In 1604, a committee of fifty-four scholars, the flower of Oxford
and Cambridge, collaborated on the new translation for King James.
Their collective expertise in biblical languages and related fields
has probably never been matched, and the translation they produced
-- substantially based on the earlier work of Wycliffe, Tyndale,
and others -- would shape English literature and speech for
centuries. As the great English historian Macaulay wrote of their
version, "If everything else in our language should perish, it
alone would suffice to show the extent of its beauty and power." To
this day its common expressions, such as "labor of love," "lick the
dust," "a thorn in the flesh," "the root of all evil," "the fat of
the land," "the sweat of thy brow," "to cast pearls before swine,"
and "the shadow of death," are heard in everyday speech.
The impact of the English Bible on law and society was profound. It
gave every literate person access to the sacred text, which helped
to foster the spirit of inquiry through reading and reflection.
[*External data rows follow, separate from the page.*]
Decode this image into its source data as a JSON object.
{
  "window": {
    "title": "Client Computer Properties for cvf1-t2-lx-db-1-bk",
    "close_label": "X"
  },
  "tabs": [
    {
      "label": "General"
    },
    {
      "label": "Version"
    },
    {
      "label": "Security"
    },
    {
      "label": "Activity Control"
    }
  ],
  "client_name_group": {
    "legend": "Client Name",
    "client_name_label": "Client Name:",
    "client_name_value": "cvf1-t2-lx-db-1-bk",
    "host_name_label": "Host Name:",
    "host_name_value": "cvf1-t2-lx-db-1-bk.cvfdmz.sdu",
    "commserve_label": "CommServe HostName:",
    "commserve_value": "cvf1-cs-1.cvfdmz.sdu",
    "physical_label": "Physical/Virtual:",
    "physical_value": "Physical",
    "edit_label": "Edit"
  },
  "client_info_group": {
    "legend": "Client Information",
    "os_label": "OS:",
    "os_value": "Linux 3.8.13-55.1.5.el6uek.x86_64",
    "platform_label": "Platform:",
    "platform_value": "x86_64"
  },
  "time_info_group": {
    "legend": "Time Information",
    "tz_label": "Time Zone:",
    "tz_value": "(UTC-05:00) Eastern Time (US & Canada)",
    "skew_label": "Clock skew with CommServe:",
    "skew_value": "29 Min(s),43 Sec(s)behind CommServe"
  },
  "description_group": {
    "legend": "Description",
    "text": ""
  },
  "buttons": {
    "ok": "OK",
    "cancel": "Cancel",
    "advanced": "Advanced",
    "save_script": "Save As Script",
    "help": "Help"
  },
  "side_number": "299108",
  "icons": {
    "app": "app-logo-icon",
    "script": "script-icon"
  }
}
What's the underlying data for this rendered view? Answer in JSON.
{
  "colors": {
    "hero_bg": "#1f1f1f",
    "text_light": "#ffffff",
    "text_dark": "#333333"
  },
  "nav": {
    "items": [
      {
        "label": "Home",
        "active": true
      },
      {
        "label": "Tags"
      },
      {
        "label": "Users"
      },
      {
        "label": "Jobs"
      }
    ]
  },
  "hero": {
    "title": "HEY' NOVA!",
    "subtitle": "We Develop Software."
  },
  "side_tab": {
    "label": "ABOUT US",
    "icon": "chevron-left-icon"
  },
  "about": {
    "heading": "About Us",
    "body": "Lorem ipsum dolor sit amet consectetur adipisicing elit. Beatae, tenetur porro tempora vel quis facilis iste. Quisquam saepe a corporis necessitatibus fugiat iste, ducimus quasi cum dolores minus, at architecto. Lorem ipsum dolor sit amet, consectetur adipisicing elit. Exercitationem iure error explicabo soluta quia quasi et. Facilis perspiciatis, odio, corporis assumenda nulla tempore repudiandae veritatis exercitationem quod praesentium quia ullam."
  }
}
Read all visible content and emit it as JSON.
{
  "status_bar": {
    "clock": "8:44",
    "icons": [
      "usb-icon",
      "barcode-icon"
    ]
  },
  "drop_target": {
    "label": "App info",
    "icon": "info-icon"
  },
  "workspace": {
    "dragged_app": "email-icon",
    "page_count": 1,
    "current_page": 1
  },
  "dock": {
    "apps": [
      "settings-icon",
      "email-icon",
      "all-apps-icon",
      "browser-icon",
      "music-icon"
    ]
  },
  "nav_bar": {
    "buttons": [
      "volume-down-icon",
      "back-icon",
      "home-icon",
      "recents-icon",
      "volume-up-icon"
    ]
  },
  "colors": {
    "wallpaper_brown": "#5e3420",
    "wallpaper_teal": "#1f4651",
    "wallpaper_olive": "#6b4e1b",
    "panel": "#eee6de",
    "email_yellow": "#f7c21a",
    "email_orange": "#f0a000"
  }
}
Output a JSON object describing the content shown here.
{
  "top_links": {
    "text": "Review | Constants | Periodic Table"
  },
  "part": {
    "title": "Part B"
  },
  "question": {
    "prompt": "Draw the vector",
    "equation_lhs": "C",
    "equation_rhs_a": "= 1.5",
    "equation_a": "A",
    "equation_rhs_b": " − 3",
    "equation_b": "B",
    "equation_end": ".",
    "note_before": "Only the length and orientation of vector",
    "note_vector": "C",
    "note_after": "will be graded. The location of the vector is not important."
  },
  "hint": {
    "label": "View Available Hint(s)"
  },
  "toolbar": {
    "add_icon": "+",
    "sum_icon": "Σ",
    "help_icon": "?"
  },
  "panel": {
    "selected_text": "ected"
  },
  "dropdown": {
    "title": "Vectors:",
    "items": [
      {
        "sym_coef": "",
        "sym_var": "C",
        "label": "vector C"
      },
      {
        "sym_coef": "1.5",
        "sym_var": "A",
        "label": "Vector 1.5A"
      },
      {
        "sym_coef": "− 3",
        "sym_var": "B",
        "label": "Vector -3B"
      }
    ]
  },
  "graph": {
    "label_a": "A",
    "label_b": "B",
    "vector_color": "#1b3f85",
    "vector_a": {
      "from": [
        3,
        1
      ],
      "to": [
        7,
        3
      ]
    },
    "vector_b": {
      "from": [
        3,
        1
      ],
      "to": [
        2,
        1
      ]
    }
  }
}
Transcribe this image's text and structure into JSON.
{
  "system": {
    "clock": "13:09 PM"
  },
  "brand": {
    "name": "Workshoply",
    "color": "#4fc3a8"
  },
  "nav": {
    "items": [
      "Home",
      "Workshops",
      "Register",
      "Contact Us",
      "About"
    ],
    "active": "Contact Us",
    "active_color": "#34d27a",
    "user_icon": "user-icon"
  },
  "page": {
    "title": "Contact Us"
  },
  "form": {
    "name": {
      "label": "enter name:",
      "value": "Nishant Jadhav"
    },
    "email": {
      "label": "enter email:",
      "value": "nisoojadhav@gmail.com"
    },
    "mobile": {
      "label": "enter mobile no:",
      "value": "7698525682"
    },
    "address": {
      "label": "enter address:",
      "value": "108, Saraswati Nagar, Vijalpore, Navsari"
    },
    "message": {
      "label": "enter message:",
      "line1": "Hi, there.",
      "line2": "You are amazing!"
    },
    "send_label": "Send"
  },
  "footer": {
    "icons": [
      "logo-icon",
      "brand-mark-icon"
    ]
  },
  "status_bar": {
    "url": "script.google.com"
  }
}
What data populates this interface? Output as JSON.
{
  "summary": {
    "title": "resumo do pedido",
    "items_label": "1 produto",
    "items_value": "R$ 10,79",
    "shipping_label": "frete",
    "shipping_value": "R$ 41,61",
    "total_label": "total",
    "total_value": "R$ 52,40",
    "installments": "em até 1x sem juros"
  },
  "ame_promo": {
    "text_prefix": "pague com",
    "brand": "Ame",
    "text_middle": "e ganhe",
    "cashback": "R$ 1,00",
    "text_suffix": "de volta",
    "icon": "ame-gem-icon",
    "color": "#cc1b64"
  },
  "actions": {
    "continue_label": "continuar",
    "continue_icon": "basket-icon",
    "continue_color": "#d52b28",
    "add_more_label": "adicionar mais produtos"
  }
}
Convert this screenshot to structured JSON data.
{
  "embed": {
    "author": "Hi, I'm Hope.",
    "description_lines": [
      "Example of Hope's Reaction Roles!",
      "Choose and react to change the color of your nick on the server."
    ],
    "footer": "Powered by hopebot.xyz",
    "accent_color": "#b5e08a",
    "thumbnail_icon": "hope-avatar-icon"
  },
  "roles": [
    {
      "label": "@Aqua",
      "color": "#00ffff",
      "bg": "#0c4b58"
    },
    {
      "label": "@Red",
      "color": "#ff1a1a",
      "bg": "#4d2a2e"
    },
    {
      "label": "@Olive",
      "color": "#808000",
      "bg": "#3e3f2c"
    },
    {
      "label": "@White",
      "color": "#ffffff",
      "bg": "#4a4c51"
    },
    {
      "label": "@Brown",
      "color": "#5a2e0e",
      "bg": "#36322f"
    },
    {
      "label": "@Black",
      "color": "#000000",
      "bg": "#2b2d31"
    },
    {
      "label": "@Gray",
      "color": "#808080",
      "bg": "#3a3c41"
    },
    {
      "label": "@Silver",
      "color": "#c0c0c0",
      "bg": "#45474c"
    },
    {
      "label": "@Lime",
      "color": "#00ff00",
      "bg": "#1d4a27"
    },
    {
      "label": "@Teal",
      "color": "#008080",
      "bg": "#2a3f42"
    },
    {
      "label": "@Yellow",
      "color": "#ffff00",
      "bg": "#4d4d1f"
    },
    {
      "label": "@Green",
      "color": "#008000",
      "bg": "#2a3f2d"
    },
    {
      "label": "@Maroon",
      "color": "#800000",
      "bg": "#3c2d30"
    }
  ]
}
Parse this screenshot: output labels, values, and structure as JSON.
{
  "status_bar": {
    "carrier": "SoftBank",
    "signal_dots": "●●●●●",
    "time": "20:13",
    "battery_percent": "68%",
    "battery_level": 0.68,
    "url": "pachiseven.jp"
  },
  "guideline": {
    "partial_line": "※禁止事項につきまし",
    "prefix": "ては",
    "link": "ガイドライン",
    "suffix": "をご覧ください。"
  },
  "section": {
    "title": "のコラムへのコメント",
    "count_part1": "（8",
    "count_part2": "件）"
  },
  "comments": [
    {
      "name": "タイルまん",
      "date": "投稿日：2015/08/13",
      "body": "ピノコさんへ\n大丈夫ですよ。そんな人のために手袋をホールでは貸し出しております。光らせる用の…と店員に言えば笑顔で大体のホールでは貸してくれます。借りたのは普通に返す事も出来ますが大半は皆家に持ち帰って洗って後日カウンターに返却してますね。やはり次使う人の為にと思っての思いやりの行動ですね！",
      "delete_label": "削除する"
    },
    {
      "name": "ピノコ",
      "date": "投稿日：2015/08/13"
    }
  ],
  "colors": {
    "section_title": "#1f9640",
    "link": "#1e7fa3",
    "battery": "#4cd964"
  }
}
This, in turn, accelerated the growth of commercial printing and
the proliferation of books. Once people were free to interpret the
word of God according to the light of their own understanding, they
began to question the authority of their inherited institutions,
both religious and secular. This led to reformation within the
Church, and to the rise of constitutional government in England and
the end of the divine right of kings. England fought a Civil War in
the light (and shadow) of such concepts, and by them confirmed the
Glorious Revolution of 1688. In time, the new world of ideas that
the English Bible helped inspire spread across the Atlantic to
America, and eventually, like Wycliffe's sea-borne scattered ashes,
all the world over, "as wide as the waters be."
"Wide as the Waters" is a story about a crucial epoch in the
history of Christianity, about the English language and society,
and about a book that changed the course of human events.